LES ANNIVERSAIRES « MAGMA »

Les années 2000 seront ponctuées de quelques concerts anniversaires. Il y aura tout d’abord les 30 ans de carrière qui seront fêtées au Trianon de Paris, suivis cinq ans plus tard par quatre semaines de concert au Triton de Paris. Au fil des semaines, quatre répertoires différents seront interprétés donnant lieu à la parution de quatre DVD, Mythes et Légendes : Epok I, Epok II, Epok III et Epok IV. L’année 2009, qui marque les quarante années d’existence, sera couronnée par trois concerts au Casino de Paris.

Toujours très acoustique, Magma publie en 2012 son onzième album studio intitulé Félicité Thösz. Le 7 mai 2013 paraît Epok V, le cinquième tome de la série de DVD Mythes et Légendes. Ce cinquième volume contient des morceaux qui n'avaient pas été joués au Triton en 2005, dont une composition inédite Slag Tanz, titre éponyme du dernier album en date enregistré par le groupe en janvier 2015.


MAGMA : MEKANËK DESTRUKTÏW KOMMANDÖH (extrait - 1992)
(Extrait d'une émission/portrait consacrée au violoniste Didier Lockwood)

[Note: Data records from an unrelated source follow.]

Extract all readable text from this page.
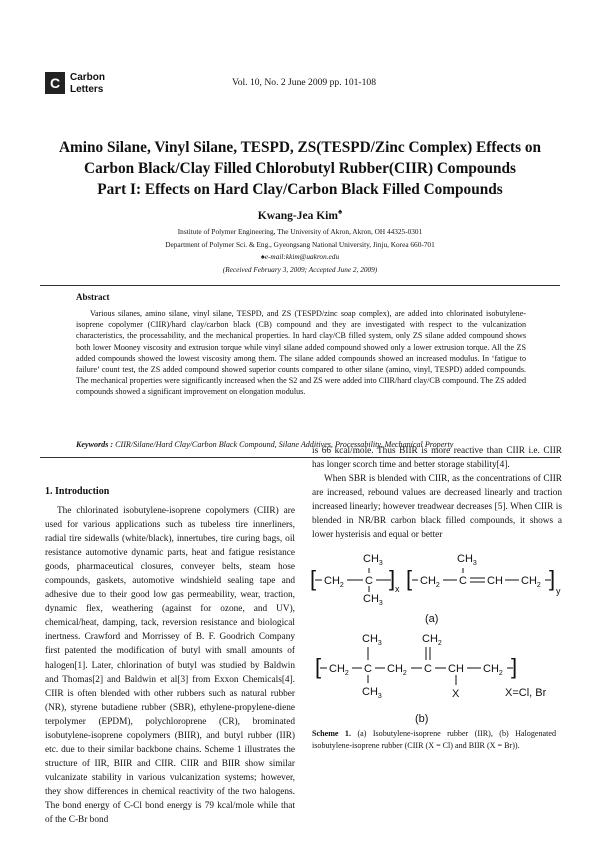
C Carbon
Letters
Vol. 10, No. 2 June 2009 pp. 101-108
Amino Silane, Vinyl Silane, TESPD, ZS(TESPD/Zinc Complex) Effects on
Carbon Black/Clay Filled Chlorobutyl Rubber(CIIR) Compounds
Part I: Effects on Hard Clay/Carbon Black Filled Compounds
Kwang-Jea Kim♠
Institute of Polymer Engineering, The University of Akron, Akron, OH 44325-0301
Department of Polymer Sci. & Eng., Gyeongsang National University, Jinju, Korea 660-701
♠e-mail:kkim@uakron.edu
(Received February 3, 2009; Accepted June 2, 2009)
Abstract
Various silanes, amino silane, vinyl silane, TESPD, and ZS (TESPD/zinc soap complex), are added into chlorinated isobutylene-isoprene copolymer (CIIR)/hard clay/carbon black (CB) compound and they are investigated with respect to the vulcanization characteristics, the processability, and the mechanical properties. In hard clay/CB filled system, only ZS silane added compound shows both lower Mooney viscosity and extrusion torque while vinyl silane added compound showed only a lower extrusion torque. All the ZS added compounds showed the lowest viscosity among them. The silane added compounds showed an increased modulus. In ‘fatigue to failure’ count test, the ZS added compound showed superior counts compared to other silane (amino, vinyl, TESPD) added compounds. The mechanical properties were significantly increased when the S2 and ZS were added into CIIR/hard clay/CB compound. The ZS added compounds showed a significant improvement on elongation modulus.
Keywords : CIIR/Silane/Hard Clay/Carbon Black Compound, Silane Additives, Processability, Mechanical Property
1. Introduction

The chlorinated isobutylene-isoprene copolymers (CIIR) are used for various applications such as tubeless tire innerliners, radial tire sidewalls (white/black), innertubes, tire curing bags, oil resistance automotive dynamic parts, heat and fatigue resistance goods, pharmaceutical closures, conveyer belts, steam hose compounds, gaskets, automotive windshield sealing tape and adhesive due to their good low gas permeability, wear, traction, dynamic flex, weathering (against for ozone, and UV), chemical/heat, damping, tack, reversion resistance and biological inertness. Crawford and Morrissey of B. F. Goodrich Company first patented the modification of butyl with small amounts of halogen[1]. Later, chlorination of butyl was studied by Baldwin and Thomas[2] and Baldwin et al[3] from Exxon Chemicals[4]. CIIR is often blended with other rubbers such as natural rubber (NR), styrene butadiene rubber (SBR), ethylene-propylene-diene terpolymer (EPDM), polychloroprene (CR), brominated isobutylene-isoprene copolymers (BIIR), and butyl rubber (IIR) etc. due to their similar backbone chains. Scheme 1 illustrates the structure of IIR, BIIR and CIIR. CIIR and BIIR show similar vulcanizate stability in various vulcanization systems; however, they show differences in chemical reactivity of the two halogens. The bond energy of C-Cl bond energy is 79 kcal/mole while that of the C-Br bond

is 66 kcal/mole. Thus BIIR is more reactive than CIIR i.e. CIIR has longer scorch time and better storage stability[4].

When SBR is blended with CIIR, as the concentrations of CIIR are increased, rebound values are decreased linearly and traction increased linearly; however treadwear decreases [5]. When CIIR is blended in NR/BR carbon black filled compounds, it shows a lower hysterisis and equal or better

[ $CH_2$ C
$CH_3$
$CH_3$
] x [ $CH_2$ C
$CH_3$
CH $CH_2$ ] y
(a)
[ $CH_2$ C
$CH_3$
$CH_3$
$CH_2$ C
$CH_2$
CH
X
$CH_2$ ]
X=Cl, Br
(b)
Scheme 1. (a) Isobutylene-isoprene rubber (IIR), (b) Halogenated isobutylene-isoprene rubber (CIIR (X = Cl) and BIIR (X = Br)).
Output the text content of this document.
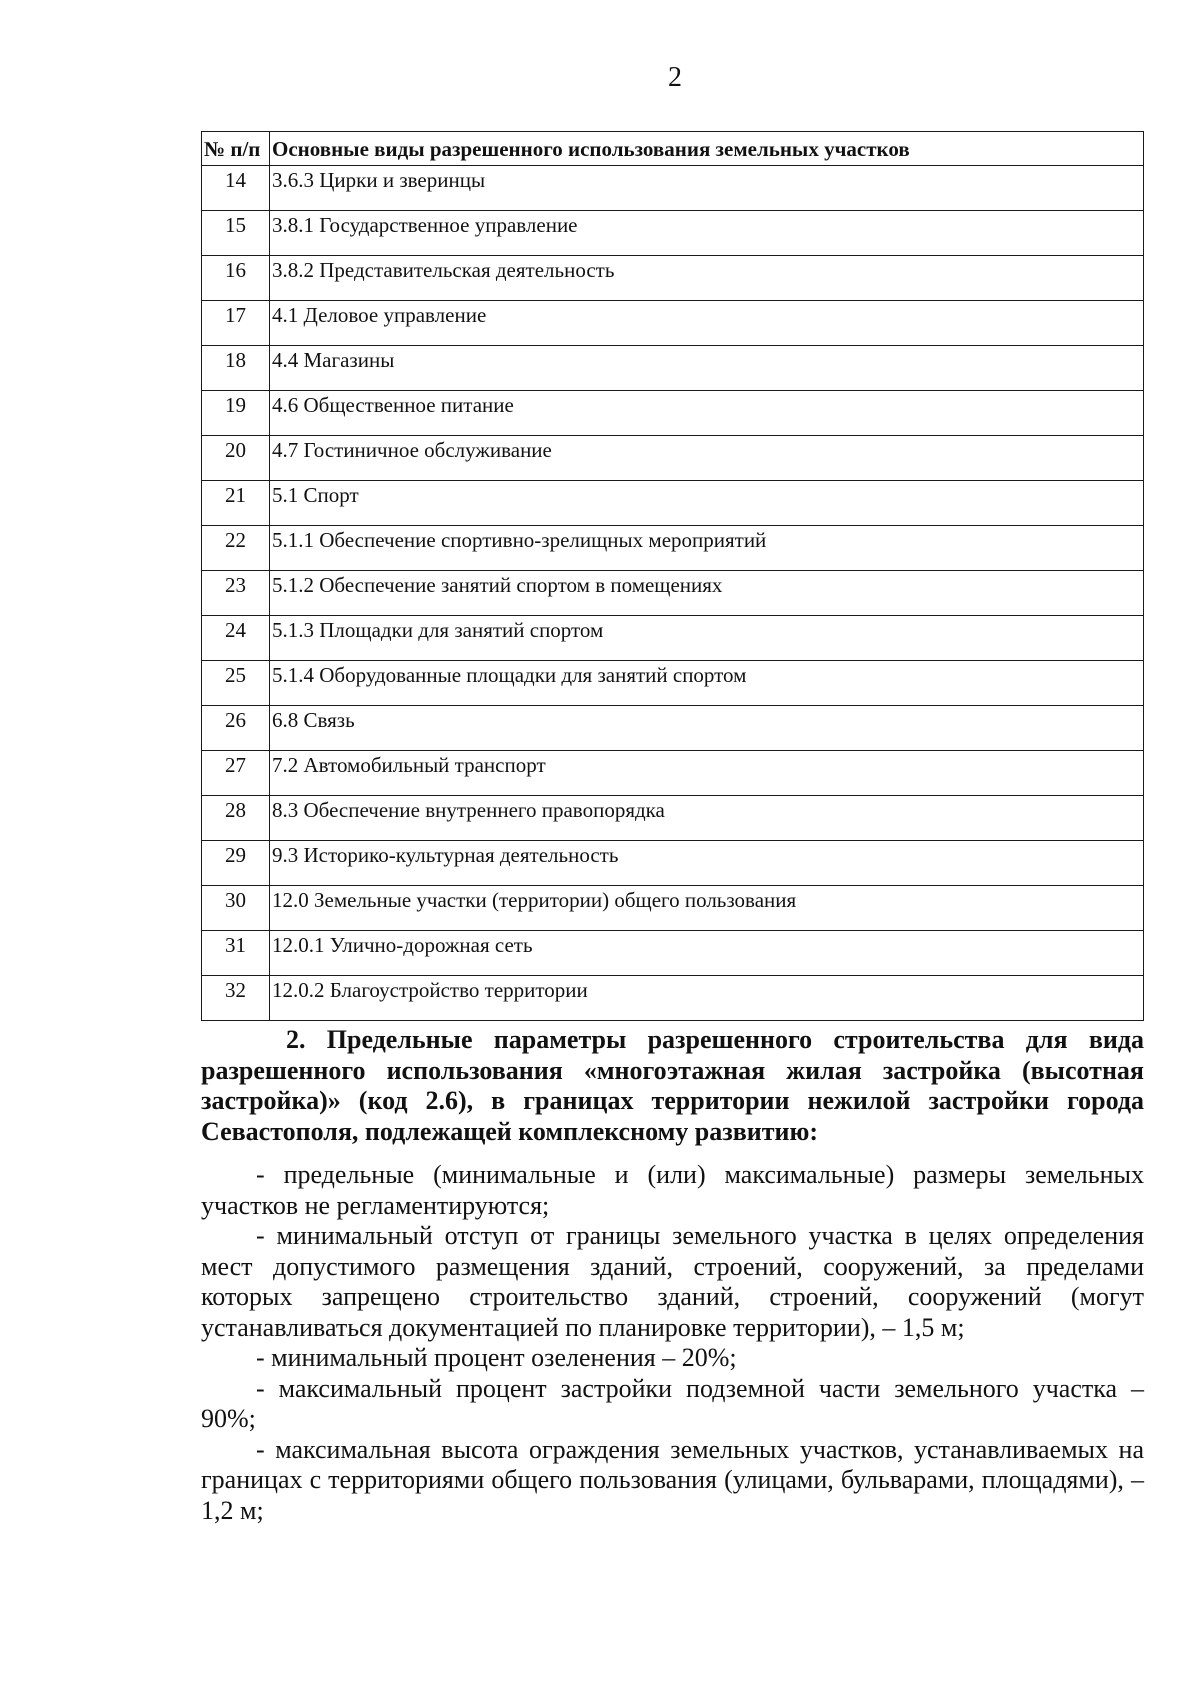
2
№ п/п	Основные виды разрешенного использования земельных участков
14	3.6.3 Цирки и зверинцы
15	3.8.1 Государственное управление
16	3.8.2 Представительская деятельность
17	4.1 Деловое управление
18	4.4 Магазины
19	4.6 Общественное питание
20	4.7 Гостиничное обслуживание
21	5.1 Спорт
22	5.1.1 Обеспечение спортивно-зрелищных мероприятий
23	5.1.2 Обеспечение занятий спортом в помещениях
24	5.1.3 Площадки для занятий спортом
25	5.1.4 Оборудованные площадки для занятий спортом
26	6.8 Связь
27	7.2 Автомобильный транспорт
28	8.3 Обеспечение внутреннего правопорядка
29	9.3 Историко-культурная деятельность
30	12.0 Земельные участки (территории) общего пользования
31	12.0.1 Улично-дорожная сеть
32	12.0.2 Благоустройство территории
2. Предельные параметры разрешенного строительства для вида разрешенного использования «многоэтажная жилая застройка (высотная застройка)» (код 2.6), в границах территории нежилой застройки города Севастополя, подлежащей комплексному развитию:

- предельные (минимальные и (или) максимальные) размеры земельных участков не регламентируются;

- минимальный отступ от границы земельного участка в целях определения мест допустимого размещения зданий, строений, сооружений, за пределами которых запрещено строительство зданий, строений, сооружений (могут устанавливаться документацией по планировке территории), – 1,5 м;

- минимальный процент озеленения – 20%;

- максимальный процент застройки подземной части земельного участка – 90%;

- максимальная высота ограждения земельных участков, устанавливаемых на границах с территориями общего пользования (улицами, бульварами, площадями), – 1,2 м;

QUELQUES ALBUMS CLÉS DE MAGMA

Si vous ne désirez pas acquérir l’intégrale des albums studio de Magma (Studio Zünd, 12 CD Harmonia Mundi), vous pouvez toujours recourir à quelques séances d'initiation...

Magma (1970)

Premier épisode de l’aventure « magmaienne ». On découvre alors la langue inventée par Christian Vander, le kobaïen et les premières compositions.

1001° Centigrades (1971)

« Je voudrais que mes notes guérissent les gens », disait John Coltrane, maître absolu de Christian Vander. Après les dégâts causés par le départ du dernier Kobaïen, l'envoûtante ligne de basse d'Iss Lanseï Doïa, appelle à l'apaisement.

Mekanïk Destruktïw Kommandöh (1973)

C’est l'œuvre phare de Magma. Martèlements hypnotiques du piano, ruptures rythmiques et chœurs célestes accompagnent les inquiétantes envolées perçantes de la voix de Klaus Blasquiz.

Wurdah Itah (1974)

La BO superbe d'un (mauvais) film, Tristan et Yseult, crédité au seul Vander. Si le musicien joue de la plupart des instruments, le souffle épique de l'ensemble est du Magma pur jus.

Attahk (1978)

L’album à ses fans tandis que d’autres ses détracteurs. À vous de juger !

K.A (2004)

K.A est la préquelle de Kontarkösz enregistré en 1974, mais capturé avec des techniques de studio récentes. Du coup, on a le sentiment d'entendre le Magma d'avant, avec un son dont on ne pouvait, à l'époque, que rêver.